Homes and Gardens

by Jamie Wallace

It’s Tour Time

A look inside the Druid Hills homes and gardens

For more than 50 years, spring in Atlanta has been synonymous with the Druid Hills Tour of Homes and Gardens. For its 51st anniversary, the 2019 tour has “gone green.” Visitors will delight in the walkability of the featured sites.
Steven Mathias, chair of the Druid Hills Civic Association Tour Committee, said tour goers “will find inspiration, celebration and a focus on preserving and extending the vision of noted landscape architect Frederick Law Olmsted.”
It’s no surprise the tour includes homes that showcase the diverse architectural and design styles of Druid Hills, a neighborhood that boasts some of the most exquisite architecture of the roaring 1920s.
The tour marries the work of historical architects and builders who brought the neighborhood to life with the talent of modern master architects, interior designers, general contractors and landscape designers who keep it an Atlanta treasure.

Take a peek at history updated with modern luxury in these homes and gardens on tour:

“Goat House”

circa 1918
Steven Colby & Christy Hutcherson

This traditional brick home exhibits Italian and Mediterranean detailing. Renovated and redecorated in 2018, the home maintains its original stairs and bannister, leaded glass windows, front door and hardwood floors and boasts a new chef’s kitchen, master suite and garden room.
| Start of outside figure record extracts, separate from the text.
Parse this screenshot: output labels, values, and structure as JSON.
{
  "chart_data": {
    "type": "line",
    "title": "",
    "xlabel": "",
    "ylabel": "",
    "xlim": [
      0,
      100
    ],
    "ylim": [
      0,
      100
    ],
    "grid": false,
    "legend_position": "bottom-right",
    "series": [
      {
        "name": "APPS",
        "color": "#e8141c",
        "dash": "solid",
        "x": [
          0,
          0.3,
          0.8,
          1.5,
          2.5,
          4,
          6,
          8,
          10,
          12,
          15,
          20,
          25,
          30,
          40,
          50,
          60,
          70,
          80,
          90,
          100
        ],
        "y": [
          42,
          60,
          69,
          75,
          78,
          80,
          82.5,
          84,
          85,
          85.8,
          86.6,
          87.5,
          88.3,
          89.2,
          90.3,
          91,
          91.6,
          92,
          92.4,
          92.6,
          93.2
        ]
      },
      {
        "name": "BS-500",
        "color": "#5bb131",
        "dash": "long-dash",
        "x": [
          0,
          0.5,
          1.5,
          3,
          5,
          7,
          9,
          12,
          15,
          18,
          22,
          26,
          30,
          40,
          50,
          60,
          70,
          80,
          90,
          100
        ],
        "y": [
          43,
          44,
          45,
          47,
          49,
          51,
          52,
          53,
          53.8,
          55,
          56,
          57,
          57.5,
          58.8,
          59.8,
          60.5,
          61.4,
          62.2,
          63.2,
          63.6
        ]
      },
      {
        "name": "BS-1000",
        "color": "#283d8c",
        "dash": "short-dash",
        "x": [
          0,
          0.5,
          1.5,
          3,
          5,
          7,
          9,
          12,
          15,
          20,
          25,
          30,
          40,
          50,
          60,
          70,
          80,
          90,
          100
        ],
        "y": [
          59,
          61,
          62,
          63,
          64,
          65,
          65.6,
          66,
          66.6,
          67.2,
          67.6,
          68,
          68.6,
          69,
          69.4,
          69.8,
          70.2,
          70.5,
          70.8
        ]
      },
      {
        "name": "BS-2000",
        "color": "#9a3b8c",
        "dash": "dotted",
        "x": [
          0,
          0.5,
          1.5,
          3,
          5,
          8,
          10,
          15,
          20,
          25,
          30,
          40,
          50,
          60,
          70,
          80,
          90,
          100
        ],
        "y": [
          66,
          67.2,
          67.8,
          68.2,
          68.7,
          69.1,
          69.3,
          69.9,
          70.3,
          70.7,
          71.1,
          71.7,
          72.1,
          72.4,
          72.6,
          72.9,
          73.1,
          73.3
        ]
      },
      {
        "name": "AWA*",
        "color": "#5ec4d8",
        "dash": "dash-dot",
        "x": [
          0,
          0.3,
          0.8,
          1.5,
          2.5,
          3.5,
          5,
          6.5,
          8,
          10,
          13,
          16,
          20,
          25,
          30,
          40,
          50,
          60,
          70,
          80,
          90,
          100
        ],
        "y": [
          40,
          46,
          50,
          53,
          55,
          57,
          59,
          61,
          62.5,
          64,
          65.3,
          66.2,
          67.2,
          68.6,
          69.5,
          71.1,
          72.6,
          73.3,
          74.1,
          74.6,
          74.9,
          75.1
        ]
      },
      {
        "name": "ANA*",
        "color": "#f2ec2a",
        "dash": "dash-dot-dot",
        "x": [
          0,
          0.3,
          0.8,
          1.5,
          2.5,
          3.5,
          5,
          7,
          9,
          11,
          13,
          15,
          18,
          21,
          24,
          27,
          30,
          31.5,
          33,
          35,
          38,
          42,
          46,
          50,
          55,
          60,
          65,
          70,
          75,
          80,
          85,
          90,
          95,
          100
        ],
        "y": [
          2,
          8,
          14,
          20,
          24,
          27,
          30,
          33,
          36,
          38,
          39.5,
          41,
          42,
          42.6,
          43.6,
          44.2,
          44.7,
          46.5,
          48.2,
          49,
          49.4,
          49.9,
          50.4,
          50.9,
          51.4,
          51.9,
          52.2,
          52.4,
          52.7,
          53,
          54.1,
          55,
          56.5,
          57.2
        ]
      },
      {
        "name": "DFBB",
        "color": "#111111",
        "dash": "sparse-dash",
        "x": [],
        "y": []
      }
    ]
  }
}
Be sure to visit “Moose” the famous Superbowl goat in the backyard goat farm.

“Folk Art House”

circa 1923
Mark and JoAnn Herold

Situated on a Druid Hills famed twitten (a path cutting through some of the neighborhood’s long blocks), this quintessential period bungalow gets its name from the extensive collection of folk art displayed by homeowners.   The patio, pool and guesthouse were designed by Atlanta architect Jay Jones and the construction was featured on HGTV’s Ground Breakers program.

“The Secret Garden”

Garden only
Chris Roblyer

When Chris Robyler purchased this 1929 property in 2001, the landscaping was in need of a complete renewal. This property inspired an interest in gardening for Robyler, who completed all the landscaping and hardscaping with the help of his good friend and landscape designer, David Elis. The resulting shade garden boasts nearly 20 Japanese maples.

“Centennial House”

circa 1919
David and Katherine Decker

One of the most distinctive homes on Springdale Road, this Classical Revival is a keeper of history with four porch columns and a fireplace mantel that were salvaged from an antebellum plantation in Savannah. Be sure to check out the numerous leaded glass windows, the round kitchen and the “rock house” in the rear of the home.

“Azalea House”

circa 1920
Greg & Lindsey Swartzberg

The “Azalea House” is an Oxford original, one of a handful of the first few homes built on Oxford Road. It is believed to be built by H. W. Nichols, who was a prominent developer in the area. The owners are Atlanta natives who are celebrating its rich history through their design choices. Their paternal grandparents met on the same Atlanta streetcar line that once ran along this street.

“Springdale Park Elementary”

circa 1924
Preston Ladds, Vice President

Organization, SPARK

Take a walk through history as a local elementary school gets transformed to its original grandeur. Built for J.N. Hirsch, a prominent Atlanta businessman in the wholesale tobacco and confectionery trade, this home is a replica of an Italian villa and was designed to entertain the opera community in Atlanta.

1297 Briardale

“Black Sheep House”

circa 2015

A rare contemporary, the “Black Sheep House” showcases traditional massing with Tudor overtones. With 6,000 square feet, its floorplan combines large, open, light-filled spaces with traditional features. Moldings, fireplaces and herringbone floors give a nod to the historic neighborhood while modern conveniences and ample space for entertaining suit today’s lifestyle.

Plan your tour at

2019 Tour Tips
Dates: April 12 to 14

Times: Friday 1 to 5 p.m., Saturday and Sunday 10 a.m. to 5 p.m.

Route Info: Destinations are in close proximity. No trolley is needed this year.

Purchase Tickets:

Ticket Pickup and Day of Tickets: Will Call at Lucky Dog restaurant in Emory Village Plaza during the tour

Ticket Prices:

$20 per person for groups of 6 or more

$25 per person during pre-sale, which ends Thursday, April 11

$30 per person when purchased any days of the tour

Proceeds: Benefit the Druid Hills neighborhood, which is on the National Register of Historic Places.